À Camille Galliard-Minier,
Ministère délégué auprès de la ministre de la santé, des familles, de l’autonomie et des personnes handicapées, chargé de l’autonomie et des personnes handicapées, 🧭Gouvernement Lecornu II •
23 juin 2026Mme Christine Loir appelle l'attention de M. le ministre du travail et des solidarités sur les conséquences des délais de traitement des dossiers par les maisons départementales des personnes handicapées sur l'accès effectif à la formation, à l'apprentissage et à l'emploi des personnes en situation de handicap. Elle rappelle que l'obligation d'emploi des travailleurs handicapés a été instituée par la loi n° 87-517 du 10 juillet 1987 en faveur de l'emploi des travailleurs handicapés.
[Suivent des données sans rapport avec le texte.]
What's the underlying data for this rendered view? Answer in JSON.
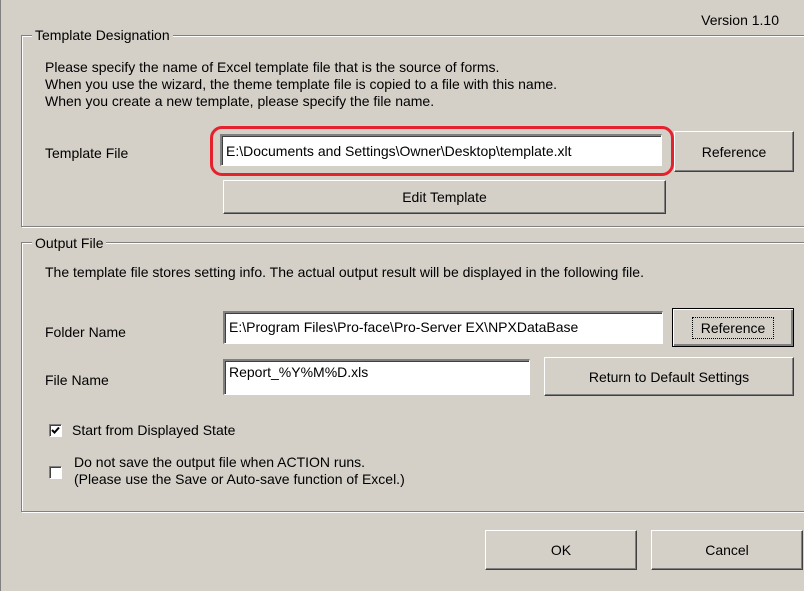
{
  "version": "Version 1.10",
  "template_group": {
    "title": "Template Designation",
    "desc_lines": [
      "Please specify the name of Excel template file that is the source of forms.",
      "When you use the wizard, the theme template file is copied to a file with this name.",
      "When you create a new template, please specify the file name."
    ],
    "template_file_label": "Template File",
    "template_file_value": "E:\\Documents and Settings\\Owner\\Desktop\\template.xlt",
    "reference_label": "Reference",
    "edit_template_label": "Edit Template"
  },
  "output_group": {
    "title": "Output File",
    "desc": "The template file stores setting info. The actual output result will be displayed in the following file.",
    "folder_label": "Folder Name",
    "folder_value": "E:\\Program Files\\Pro-face\\Pro-Server EX\\NPXDataBase",
    "reference_label": "Reference",
    "file_label": "File Name",
    "file_value": "Report_%Y%M%D.xls",
    "default_label": "Return to Default Settings",
    "start_label": "Start from Displayed State",
    "start_checked": true,
    "nosave_line1": "Do not save the output file when ACTION runs.",
    "nosave_line2": "(Please use the Save or Auto-save function of Excel.)",
    "nosave_checked": false
  },
  "buttons": {
    "ok": "OK",
    "cancel": "Cancel"
  },
  "colors": {
    "highlight": "#e4212c",
    "dialog_bg": "#d4d0c8"
  }
}
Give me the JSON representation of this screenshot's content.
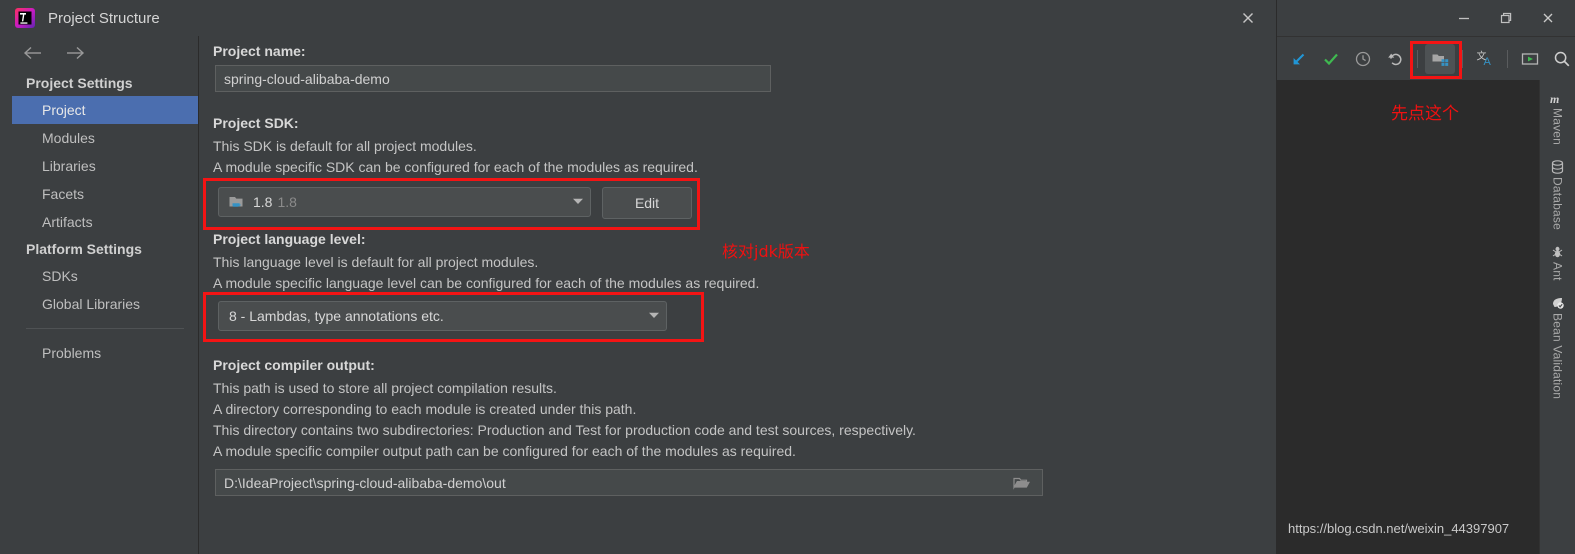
{
  "dialog": {
    "title": "Project Structure",
    "logo_icon": "intellij-idea-logo-icon",
    "close_icon": "close-icon",
    "nav": {
      "back_icon": "arrow-left-icon",
      "forward_icon": "arrow-right-icon"
    }
  },
  "sidebar": {
    "groups": [
      {
        "label": "Project Settings",
        "items": [
          {
            "label": "Project",
            "selected": true
          },
          {
            "label": "Modules",
            "selected": false
          },
          {
            "label": "Libraries",
            "selected": false
          },
          {
            "label": "Facets",
            "selected": false
          },
          {
            "label": "Artifacts",
            "selected": false
          }
        ]
      },
      {
        "label": "Platform Settings",
        "items": [
          {
            "label": "SDKs",
            "selected": false
          },
          {
            "label": "Global Libraries",
            "selected": false
          }
        ]
      }
    ],
    "problems": {
      "label": "Problems"
    }
  },
  "main": {
    "project_name": {
      "label": "Project name:",
      "value": "spring-cloud-alibaba-demo"
    },
    "project_sdk": {
      "label": "Project SDK:",
      "desc_line1": "This SDK is default for all project modules.",
      "desc_line2": "A module specific SDK can be configured for each of the modules as required.",
      "value": "1.8",
      "value_suffix": "1.8",
      "sdk_icon": "jdk-folder-icon",
      "caret_icon": "chevron-down-icon",
      "edit_button": "Edit"
    },
    "language_level": {
      "label": "Project language level:",
      "desc_line1": "This language level is default for all project modules.",
      "desc_line2": "A module specific language level can be configured for each of the modules as required.",
      "value": "8 - Lambdas, type annotations etc.",
      "caret_icon": "chevron-down-icon"
    },
    "compiler_output": {
      "label": "Project compiler output:",
      "desc_line1": "This path is used to store all project compilation results.",
      "desc_line2": "A directory corresponding to each module is created under this path.",
      "desc_line3": "This directory contains two subdirectories: Production and Test for production code and test sources, respectively.",
      "desc_line4": "A module specific compiler output path can be configured for each of the modules as required.",
      "value": "D:\\IdeaProject\\spring-cloud-alibaba-demo\\out",
      "browse_icon": "folder-open-icon"
    }
  },
  "ide": {
    "window_controls": {
      "minimize_icon": "minimize-icon",
      "restore_icon": "restore-icon",
      "close_icon": "close-icon"
    },
    "toolbar": [
      {
        "name": "jump-to-source-icon",
        "label": ""
      },
      {
        "name": "check-icon",
        "label": ""
      },
      {
        "name": "clock-icon",
        "label": ""
      },
      {
        "name": "undo-icon",
        "label": ""
      },
      {
        "name": "project-structure-icon",
        "label": ""
      },
      {
        "name": "translate-icon",
        "label": ""
      },
      {
        "name": "run-icon",
        "label": ""
      },
      {
        "name": "search-icon",
        "label": ""
      }
    ],
    "tool_tabs": [
      {
        "label": "Maven",
        "icon": "maven-icon"
      },
      {
        "label": "Database",
        "icon": "database-icon"
      },
      {
        "label": "Ant",
        "icon": "ant-icon"
      },
      {
        "label": "Bean Validation",
        "icon": "bean-validation-icon"
      }
    ],
    "watermark": "https://blog.csdn.net/weixin_44397907"
  },
  "annotations": {
    "toolbar_note": "先点这个",
    "jdk_note": "核对jdk版本",
    "color": "#f41414"
  }
}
Cette obligation, fixée à 6 %, est prévue à l'article L. 5212-2 du code du travail, dans sa version issue de la loi n° 2018-771 du 5 septembre 2018 pour la liberté de choisir son avenir professionnel, en vigueur depuis le 1er janvier 2020. Cet article dispose que tout employeur emploie des bénéficiaires de l'obligation d'emploi dans la proportion minimale de 6 % de l'effectif total de ses salariés. Cette réforme a également rappelé que la mobilisation en faveur de l'emploi des travailleurs handicapés concerne tous les employeurs, notamment par la déclaration des bénéficiaires de l'obligation d'emploi qu'ils emploient. Depuis le 1er janvier 2025, plusieurs mesures transitoires issues de la réforme de l'OETH ont pris fin, ce qui renforce encore l'enjeu d'un pilotage effectif de cette obligation. Pourtant, malgré ce cadre ancien et récemment réformé, l'accès effectif à l'emploi demeure freiné par des obstacles administratifs persistants. Dans l'Eure, les délais de traitement des dossiers par la MDPH peuvent atteindre jusqu'à un an pour une première demande et jusqu'à neuf mois pour un renouvellement. Ces délais peuvent empêcher un jeune d'entrer en apprentissage, retarder une orientation professionnelle, compromettre une embauche ou fragiliser le maintien dans l'emploi d'un adulte en situation de handicap. Cette situation est d'autant plus problématique dans les territoires ruraux, où s'ajoutent des difficultés de mobilité, d'éloignement des centres de formation, d'accès aux dispositifs d'accompagnement et de coordination entre les acteurs. Elle lui demande donc quelles mesures concrètes le Gouvernement entend prendre pour réduire effectivement les délais de traitement des dossiers par les MDPH, garantir la continuité des droits lors des renouvellements, et éviter que des retards administratifs ne privent des jeunes ou des adultes en situation de handicap d'un accès effectif à la formation, à l'apprentissage ou à l'emploi.